Joblessness, including furloughs, is towering at 18%. The national budget hasn’t been updated since March 2019. And the government is watching warily as US President Joe Biden works to rejoin the Iran nuclear accord and reset relations with the Palestinians that had foundered during Donald Trump’s era.
For Netanyahu — Israel’s longest-serving leader with a combined 15 years at the helm — there’s more than political survival at stake as his influence-peddling trial unfolds. A sixth term offers his only hope of winning a reprieve by passing legislation granting a sitting leader immunity from prosecution.
Netanyahu, who has sought immunity in the past, said over the weekend that he doesn’t support an ally’s efforts to legally shield him.
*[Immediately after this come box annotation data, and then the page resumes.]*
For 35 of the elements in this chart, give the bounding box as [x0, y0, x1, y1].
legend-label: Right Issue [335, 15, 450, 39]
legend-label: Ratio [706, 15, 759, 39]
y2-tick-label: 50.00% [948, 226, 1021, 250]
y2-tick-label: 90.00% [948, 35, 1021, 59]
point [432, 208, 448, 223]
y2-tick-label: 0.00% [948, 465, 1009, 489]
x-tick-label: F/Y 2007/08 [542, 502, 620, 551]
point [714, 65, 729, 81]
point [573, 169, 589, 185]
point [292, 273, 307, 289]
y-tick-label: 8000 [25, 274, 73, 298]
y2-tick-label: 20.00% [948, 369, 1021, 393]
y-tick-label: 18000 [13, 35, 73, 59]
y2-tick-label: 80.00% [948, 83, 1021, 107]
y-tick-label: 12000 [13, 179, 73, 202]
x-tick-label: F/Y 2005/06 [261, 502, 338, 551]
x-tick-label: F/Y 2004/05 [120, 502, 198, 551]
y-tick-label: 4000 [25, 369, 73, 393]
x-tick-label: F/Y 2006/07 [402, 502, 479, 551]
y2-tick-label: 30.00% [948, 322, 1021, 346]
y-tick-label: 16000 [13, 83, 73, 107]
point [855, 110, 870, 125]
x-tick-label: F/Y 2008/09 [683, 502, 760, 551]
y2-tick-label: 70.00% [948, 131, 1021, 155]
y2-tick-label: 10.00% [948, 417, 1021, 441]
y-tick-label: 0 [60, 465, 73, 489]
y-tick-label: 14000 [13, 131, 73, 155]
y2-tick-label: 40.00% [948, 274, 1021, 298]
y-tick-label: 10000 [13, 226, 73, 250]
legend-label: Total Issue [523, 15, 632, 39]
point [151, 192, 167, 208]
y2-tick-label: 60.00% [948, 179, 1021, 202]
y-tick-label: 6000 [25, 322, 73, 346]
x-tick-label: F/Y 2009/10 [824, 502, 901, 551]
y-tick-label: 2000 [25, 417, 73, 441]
He says he’s the victim of a witch hunt by opponents of his right-wing agenda who want to hound him out of office with criminal charges because they haven’t managed to oust him at the ballot box.
Tuesday’s vote was called after Netanyahu’s joint administration with Defense Minister Benny Gantz collapsed in December, just seven months into its term.
Gantz fought Netanyahu to a draw in the three previous elections, but lost most of his following after he teamed up in government with the prime minister last year, leaving the opposition without a clear leader to rally around. Exit polls show his Blue and White party, which amassed 35 parliamentary seats at its height, shrinking to seven or eight.